NURDIN, Muchammad Arsyad, Ratminto
2012 | Skripsi | Manajemen dan Kebijakan Publik (dh. Ilmu Administrasi Negara)INTISARI Tanah merupakan salah satu unsur terpenting dalam kehidupan berbangsa dan bernegara. Salah satu bentuk pelayanan pertanahan yang penting bagi masyarakat adalahpelayanan perubahan fungsi tanah dari pertanian ke non pertanian.
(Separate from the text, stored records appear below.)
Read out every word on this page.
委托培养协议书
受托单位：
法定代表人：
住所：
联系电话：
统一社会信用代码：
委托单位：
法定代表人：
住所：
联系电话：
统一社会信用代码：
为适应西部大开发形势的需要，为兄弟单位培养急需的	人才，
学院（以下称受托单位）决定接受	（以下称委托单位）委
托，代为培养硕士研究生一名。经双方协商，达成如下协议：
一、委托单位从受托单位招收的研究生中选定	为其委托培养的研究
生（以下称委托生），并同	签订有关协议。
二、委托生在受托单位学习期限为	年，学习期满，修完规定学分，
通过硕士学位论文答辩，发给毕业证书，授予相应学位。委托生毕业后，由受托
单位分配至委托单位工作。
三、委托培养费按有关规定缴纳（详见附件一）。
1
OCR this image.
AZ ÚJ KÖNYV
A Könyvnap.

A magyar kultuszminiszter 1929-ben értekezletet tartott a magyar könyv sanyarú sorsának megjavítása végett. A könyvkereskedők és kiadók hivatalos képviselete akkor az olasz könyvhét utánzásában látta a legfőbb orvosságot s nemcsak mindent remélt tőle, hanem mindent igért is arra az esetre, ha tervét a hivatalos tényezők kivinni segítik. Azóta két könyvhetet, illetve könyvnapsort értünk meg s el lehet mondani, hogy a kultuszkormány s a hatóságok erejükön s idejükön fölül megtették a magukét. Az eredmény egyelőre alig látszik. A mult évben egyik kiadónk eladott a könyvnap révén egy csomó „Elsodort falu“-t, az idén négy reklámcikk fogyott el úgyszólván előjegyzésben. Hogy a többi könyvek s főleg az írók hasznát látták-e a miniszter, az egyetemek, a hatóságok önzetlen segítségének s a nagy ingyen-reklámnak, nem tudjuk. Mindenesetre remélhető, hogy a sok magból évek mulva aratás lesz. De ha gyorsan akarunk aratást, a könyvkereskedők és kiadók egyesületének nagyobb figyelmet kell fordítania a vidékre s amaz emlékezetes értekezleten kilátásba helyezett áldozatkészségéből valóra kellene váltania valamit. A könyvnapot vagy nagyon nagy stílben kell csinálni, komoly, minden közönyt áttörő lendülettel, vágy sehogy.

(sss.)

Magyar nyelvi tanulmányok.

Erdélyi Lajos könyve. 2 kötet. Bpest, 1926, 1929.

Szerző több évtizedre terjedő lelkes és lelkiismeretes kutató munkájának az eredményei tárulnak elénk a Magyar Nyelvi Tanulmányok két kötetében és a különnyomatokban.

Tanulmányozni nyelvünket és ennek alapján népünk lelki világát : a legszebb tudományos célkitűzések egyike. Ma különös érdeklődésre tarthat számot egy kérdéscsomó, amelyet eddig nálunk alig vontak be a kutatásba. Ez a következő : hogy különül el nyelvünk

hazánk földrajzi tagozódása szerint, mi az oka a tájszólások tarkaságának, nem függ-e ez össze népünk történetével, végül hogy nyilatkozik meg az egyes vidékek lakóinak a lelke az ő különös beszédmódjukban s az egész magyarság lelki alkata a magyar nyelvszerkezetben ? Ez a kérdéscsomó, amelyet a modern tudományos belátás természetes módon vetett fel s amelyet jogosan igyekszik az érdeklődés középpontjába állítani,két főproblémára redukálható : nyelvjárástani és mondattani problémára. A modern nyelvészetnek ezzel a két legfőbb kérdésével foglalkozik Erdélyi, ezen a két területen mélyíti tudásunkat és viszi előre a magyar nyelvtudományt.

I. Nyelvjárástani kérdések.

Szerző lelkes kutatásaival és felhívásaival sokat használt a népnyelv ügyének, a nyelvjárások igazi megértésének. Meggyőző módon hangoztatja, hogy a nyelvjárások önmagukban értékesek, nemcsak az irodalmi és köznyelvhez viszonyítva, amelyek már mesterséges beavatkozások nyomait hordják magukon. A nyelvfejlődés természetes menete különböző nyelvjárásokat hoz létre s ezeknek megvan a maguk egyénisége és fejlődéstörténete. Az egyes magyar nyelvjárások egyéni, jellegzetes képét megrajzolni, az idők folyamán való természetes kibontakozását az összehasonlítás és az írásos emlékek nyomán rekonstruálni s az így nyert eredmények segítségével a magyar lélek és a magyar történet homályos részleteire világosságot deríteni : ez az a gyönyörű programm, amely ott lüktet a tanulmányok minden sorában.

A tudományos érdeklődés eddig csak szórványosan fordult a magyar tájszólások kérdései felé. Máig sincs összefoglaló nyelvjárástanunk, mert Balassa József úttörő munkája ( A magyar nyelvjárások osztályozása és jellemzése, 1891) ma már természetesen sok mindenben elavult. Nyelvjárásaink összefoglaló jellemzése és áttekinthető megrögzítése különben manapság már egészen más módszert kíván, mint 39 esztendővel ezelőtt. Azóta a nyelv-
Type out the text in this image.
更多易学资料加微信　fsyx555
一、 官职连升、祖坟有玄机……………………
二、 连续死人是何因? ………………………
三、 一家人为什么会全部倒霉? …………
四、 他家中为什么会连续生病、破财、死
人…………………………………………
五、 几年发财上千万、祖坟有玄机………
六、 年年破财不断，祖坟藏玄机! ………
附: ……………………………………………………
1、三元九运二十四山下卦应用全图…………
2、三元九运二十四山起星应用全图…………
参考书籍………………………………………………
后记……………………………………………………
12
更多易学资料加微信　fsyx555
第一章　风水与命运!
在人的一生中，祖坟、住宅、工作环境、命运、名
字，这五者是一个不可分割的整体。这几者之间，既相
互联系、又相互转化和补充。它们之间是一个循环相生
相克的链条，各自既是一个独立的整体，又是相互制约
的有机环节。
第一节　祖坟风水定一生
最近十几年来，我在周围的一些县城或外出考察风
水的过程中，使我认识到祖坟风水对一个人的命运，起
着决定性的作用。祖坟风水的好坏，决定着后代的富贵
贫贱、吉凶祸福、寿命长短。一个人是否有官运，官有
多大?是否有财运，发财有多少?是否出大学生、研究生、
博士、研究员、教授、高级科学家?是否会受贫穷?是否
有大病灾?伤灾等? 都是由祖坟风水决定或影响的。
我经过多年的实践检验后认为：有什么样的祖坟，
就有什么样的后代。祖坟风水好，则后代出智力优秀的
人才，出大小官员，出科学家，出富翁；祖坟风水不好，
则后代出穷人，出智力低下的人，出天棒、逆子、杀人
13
Pelayanan perubahan fungsi tanah dari pertanian ke non pertanian atau disebut juga dengan pelayanan konversi tanah adalah salah satu bentuk pelayanan yang diberikan kepada masyarakat dalam rangka pelayanan untuk mengubah status pemanfaatan dari tanah pertanian ke non pertanian yang bersifat pertanian dimana luasnya tidak melebihi 1 hektar dan tidak beririgasi teknis. Pelayanan konversi tanah itu biasanya disebut pelayanan Izin Peruntukkan Penggunaan Tanah. Izin Peruntukkan Penggunaan Tanah memiliki berbagai macam penafsiran berbeda – beda antar satu daerah dengan daerah lain. Khusus di Kabupaten Sleman, Izin Peruntukkan Penggunaan Tanah ini sendiri dibagi 5 (lima), yaitu izin lokasi, izin pemanfaatan tanah, izin perubahan penggunaan tanah, izin konsolidasi tanah, dan izin penetapan lokasi untuk kepentingan umum. Penelitian ini akan berusaha menjelaskan mengenai bagaimana proses pelayanan Izin Perubahan Penggunaan Tanah (IPPT) di Sleman di dalam era otonomi daerah ini. Penelitian ini akan menggunakan teori utama mengenai otonomi daerah dan kinerja pelayanan. Penelitian ini menggunakan metode penelitian secara deskriptif kualitatif. Teknik pengumpulan data yang digunakan yaitu wawancara, observasi, dan dokumentasi. Dari penelitian yang dilakukan, dapat ditarik kesimpulan bahwa otonomi daerah belum dapat membuat kinerja pelayanan IPPT berjalan dengan optimal. Di dalam penelitian ini, dapat diketahui juga bahwa regulasi yang ada belum dapat medukung kinerja pelayanan IPPT menjadi optimal. Banyak indikator – indikator yang terdapat di dalam penelitian ini belum menunjukkan tren positif di dalam pelaksanaannya. Rekomendasi dalam penelitian ini yaitu pihak Pemerintah harus merevisi regulasi yang ada sehingga dapat mendukung proses pelayanan IPPT, apalagi dengan semakin pesatnya pembangunan, sehingga membutuhkan regulasi yang mendukung. Serta, pihak Pemerintah juga harus memperhitungkan mengenai langkah-langkah yang dibutuhkan untuk memperbaiki indikator – indikator di dalam proses pelayanan IPPT, agar kinerja pelayanan IPPT dapat berjalan dengan Optimal.